A seguito di una riduzione di un appalto di pulizie con il committente, il datore di lavoro ha licenziato due lavoratrici addette alla pulizia degli immobili interessati dall’appalto.

Tuttavia, la Corte di Cassazione, con sentenza n. 19732 del 25 luglio 2018, ha verificato che, nel caso di specie, si trattava di soppressione di posizioni lavorative impiegate in mansioni omogenee e fungibili ed ha confermato che, nel caso di licenziamento per ragioni inerenti l’attività produttiva e l'organizzazione del lavoro, ai sensi della L. n. 604 del 1966, art. 3, allorquando il giustificato motivo oggettivo si identifica nella generica esigenza di riduzione di personale omogeneo e fungibile, la scelta del dipendente (o dei dipendenti) da licenziare per il datore di lavoro non è totalmente libera: essa, infatti, risulta limitata, oltre che dal divieto di atti discriminatori, dalle regole di correttezza cui deve essere informato, ex artt. 1175 e 1375 c.c., ogni comportamento delle parti del rapporto obbligatorio e, quindi, anche il recesso di una di esse (ex multis:. Cass. n. 7046 del 2011; Cass. n. 11124 del 2004; Cass. n. 13058 del 2003; Cass. n. 16144 del 2001; Cass. n. 14663 del 2001).

Il recesso per giustificato motivo oggettivo è stato, quindi, giudicato illegittimo per la violazione delle regole di correttezza e buona fede nella individuazione del licenziando tra più lavoratori in posizione fungibile.

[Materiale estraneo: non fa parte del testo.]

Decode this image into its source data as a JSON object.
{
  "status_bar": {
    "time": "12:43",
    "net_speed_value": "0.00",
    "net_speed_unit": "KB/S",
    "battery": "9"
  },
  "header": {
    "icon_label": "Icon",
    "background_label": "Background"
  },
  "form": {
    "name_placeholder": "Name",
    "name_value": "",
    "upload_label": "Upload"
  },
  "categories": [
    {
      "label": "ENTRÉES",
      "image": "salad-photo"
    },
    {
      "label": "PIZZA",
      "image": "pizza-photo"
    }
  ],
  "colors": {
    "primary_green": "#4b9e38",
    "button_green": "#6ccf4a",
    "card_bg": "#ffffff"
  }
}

Nonostante ciò - ricordano gli Ermellini - in tema di licenziamento individuale per giustificato motivo oggettivo, il nuovo regime sanzionatorio introdotto dalla Legge. n. 92/2012 prevede di regola la corresponsione di un'indennità risarcitoria, riservando il ripristino del rapporto di lavoro alle ipotesi residuali, che fungono da eccezione, nelle quali l'insussistenza del fatto posto a base del licenziamento è connotata di una particolare evidenza, sicché la violazione dei criteri di correttezza e buona fede nella scelta tra lavoratori adibiti allo svolgimento di mansioni omogenee dà luogo alla tutela indennitaria, non alla reintegra.